Configuring Single Sign-on for Dispatcher Paragon Payment System
Overview
This article describes the steps that has to be performed in order to set up the Single Sign-on (SSO) to Dispatcher Paragon Payment System web interface. The configuration of SSO requires advanced knowledge about the system configuration and working with the configuration files.
Prerequisites
Dispatcher Paragon Payment System has to be:
-
installed on a server which is a part of the domain. SSO is asking the system for the user authentication.
-
connection with Dispatcher Paragon - SSO is not supported by standalone mode of Dispatcher Paragon Payment System
-
all users which want to use SSO must have a windows user named with the same name as their username in Dispatcher Paragon Management (e.g. windows domain name "MY_COMPANY/johndoe" should have Dispatcher Paragon username "johndoe")
Configuration
For use of Dispatcher Paragon Payment System with SSO functionality, you have to configure the system and your browser.

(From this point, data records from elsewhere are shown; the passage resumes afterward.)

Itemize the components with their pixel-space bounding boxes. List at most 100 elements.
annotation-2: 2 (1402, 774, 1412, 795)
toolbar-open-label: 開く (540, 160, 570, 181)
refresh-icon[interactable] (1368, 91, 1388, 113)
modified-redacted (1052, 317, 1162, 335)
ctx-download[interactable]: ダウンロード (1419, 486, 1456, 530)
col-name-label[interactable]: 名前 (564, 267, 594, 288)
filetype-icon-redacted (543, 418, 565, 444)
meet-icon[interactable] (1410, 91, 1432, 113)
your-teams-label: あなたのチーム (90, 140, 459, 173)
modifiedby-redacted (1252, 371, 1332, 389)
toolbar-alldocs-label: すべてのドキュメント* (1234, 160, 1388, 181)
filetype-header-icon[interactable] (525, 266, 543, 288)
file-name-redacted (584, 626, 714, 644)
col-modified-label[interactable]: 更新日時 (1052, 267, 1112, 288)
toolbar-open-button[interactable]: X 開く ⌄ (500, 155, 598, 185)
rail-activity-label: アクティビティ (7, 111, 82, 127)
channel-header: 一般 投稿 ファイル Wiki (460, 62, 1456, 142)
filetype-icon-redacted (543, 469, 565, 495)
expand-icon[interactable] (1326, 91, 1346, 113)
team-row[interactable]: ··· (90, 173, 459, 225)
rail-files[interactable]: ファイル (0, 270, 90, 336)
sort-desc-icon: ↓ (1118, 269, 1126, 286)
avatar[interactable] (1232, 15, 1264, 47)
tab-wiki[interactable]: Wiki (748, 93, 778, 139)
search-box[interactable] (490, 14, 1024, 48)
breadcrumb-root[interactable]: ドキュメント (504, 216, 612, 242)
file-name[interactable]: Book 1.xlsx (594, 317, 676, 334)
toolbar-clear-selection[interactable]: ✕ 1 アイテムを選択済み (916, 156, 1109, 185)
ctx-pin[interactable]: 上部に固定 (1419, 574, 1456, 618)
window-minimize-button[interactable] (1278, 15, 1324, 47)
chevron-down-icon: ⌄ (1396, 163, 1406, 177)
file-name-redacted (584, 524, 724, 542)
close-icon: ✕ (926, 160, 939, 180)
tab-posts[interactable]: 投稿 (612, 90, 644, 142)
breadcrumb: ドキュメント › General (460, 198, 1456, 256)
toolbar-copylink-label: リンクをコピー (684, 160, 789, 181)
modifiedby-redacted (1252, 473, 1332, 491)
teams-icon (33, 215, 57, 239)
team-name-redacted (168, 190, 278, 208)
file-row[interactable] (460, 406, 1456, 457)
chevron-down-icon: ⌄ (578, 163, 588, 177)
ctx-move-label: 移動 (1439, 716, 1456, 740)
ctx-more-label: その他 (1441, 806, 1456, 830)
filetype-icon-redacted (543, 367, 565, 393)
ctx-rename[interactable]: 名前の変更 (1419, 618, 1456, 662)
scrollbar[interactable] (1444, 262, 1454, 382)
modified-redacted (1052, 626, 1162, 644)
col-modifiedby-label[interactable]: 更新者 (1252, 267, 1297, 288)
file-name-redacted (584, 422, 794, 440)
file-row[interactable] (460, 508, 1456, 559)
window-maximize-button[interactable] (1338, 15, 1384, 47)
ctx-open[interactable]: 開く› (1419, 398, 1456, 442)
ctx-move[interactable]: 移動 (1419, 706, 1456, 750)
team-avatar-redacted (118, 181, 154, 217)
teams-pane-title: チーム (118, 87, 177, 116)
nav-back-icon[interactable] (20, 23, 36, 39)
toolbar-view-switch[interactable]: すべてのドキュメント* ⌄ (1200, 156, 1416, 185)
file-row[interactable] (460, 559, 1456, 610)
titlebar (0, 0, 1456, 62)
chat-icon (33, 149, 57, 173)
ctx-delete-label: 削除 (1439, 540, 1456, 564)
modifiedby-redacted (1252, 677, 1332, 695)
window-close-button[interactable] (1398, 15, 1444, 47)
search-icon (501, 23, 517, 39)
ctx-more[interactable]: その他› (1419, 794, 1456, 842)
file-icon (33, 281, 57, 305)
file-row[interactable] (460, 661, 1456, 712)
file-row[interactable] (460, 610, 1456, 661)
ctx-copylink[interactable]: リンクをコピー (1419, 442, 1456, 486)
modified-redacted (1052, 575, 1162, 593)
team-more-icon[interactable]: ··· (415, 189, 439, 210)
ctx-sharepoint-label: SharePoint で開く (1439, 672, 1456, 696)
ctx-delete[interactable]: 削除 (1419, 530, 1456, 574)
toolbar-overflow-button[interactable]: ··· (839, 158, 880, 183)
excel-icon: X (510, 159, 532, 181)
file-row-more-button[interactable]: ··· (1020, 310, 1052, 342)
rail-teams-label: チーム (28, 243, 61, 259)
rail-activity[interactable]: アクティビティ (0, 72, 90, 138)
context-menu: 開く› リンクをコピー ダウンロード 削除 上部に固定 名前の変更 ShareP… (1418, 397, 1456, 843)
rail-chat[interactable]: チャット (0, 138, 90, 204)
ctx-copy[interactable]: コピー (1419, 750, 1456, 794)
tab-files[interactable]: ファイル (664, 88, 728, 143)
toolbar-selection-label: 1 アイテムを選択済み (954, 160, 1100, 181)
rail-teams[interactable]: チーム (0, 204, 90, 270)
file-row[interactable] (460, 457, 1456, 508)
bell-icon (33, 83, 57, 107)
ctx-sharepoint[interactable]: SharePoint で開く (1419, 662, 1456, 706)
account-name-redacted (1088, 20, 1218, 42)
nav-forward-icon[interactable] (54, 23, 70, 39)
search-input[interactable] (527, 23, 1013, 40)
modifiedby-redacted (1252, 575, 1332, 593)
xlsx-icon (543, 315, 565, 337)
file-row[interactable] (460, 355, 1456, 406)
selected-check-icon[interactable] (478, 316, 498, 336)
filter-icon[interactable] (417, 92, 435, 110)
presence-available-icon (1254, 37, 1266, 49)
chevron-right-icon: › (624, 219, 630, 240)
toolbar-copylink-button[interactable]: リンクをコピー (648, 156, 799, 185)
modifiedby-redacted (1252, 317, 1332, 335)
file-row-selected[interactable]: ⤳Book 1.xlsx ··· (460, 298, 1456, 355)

Dispatcher Paragon Payment System configuration
SSO authentication has to be set in Dispatcher Paragon Payment System configuration file by following option:
sign-on.type=sso-sign-onFor more detail about Dispatcher Paragon Payment System configuration, see Advanced configuration of Dispatcher Paragon Payment System#Overview.
Browser configuration
Firefox
-
Type about:config in the address bar and hit enter.
-
Type network.negotiate-auth.trusted-uris in the Filter box.
-
Put your server name as the value. If you have more than one server, you can enter them all as a comma separated list (e.g. https://localhost).
-
Close the tab.
Internet Explorer
Ensure that Integrated Windows Authentication is enabled.
-
Open the Control Panel > Network and Internet > Internet Options.
-
Click the Advanced tab.
-
Scroll down to Security.
-
Check Enable Integrated Windows Authentication.
-
Restart the browser.
The target website must be in the Intranet Zone.
-
Open the Control Panel > Network and Internet > Internet Options.
-
Click the Security.
-
Click the Local Intranet icon.
-
Click the Sites button.
-
(only for Windows 8) Check Automatically detect intranet network.
-
For localhost, click Advanced.
-
-
Add your server name as the value of the list (e.g. https://localhost/).
-
Restart the browser.
Chrome
Same as Internet Explorer.
Usage
Local access
You have to only set your environment according to Configuration part and start using of the system. You are automatically signed in with your domain credentials.
Remote access
When you accessing Dispatcher Paragon Payment System from outer world by browser and the SSO is used then a popup window with a form to fill your credentials to the domain is displayed. So you type your domain credentials into the form and then you do not need to sign in the system, your domain credentials are used for it.
Change signed in user
Because of use of the SSO you are automatically signed in, so you do not have chance to directly choose signed in user. In the top-right corner a sign out button is displayed. So you can click the sign out button and you are redirected to sign in page, where you can type wanted credentials.
Sign in back by SSO
In order to sign in with your windows account, go to the login page one of Dispatcher Paragon Payment System web interfaces (Dispatcher Paragon Payment System Administration web interface, Cash Desk web or Dispatcher Paragon end user interface) and click link Log in as current Windows user. This action should perform a login into web interface with your presently logged windows user.
Limitations
SSO only in combination with Dispatcher Paragon
SSO for Dispatcher Paragon Payment System can be used only in combination with Dispatcher Paragon. The SSO is not supported for standalone mode of Dispatcher Paragon Payment System.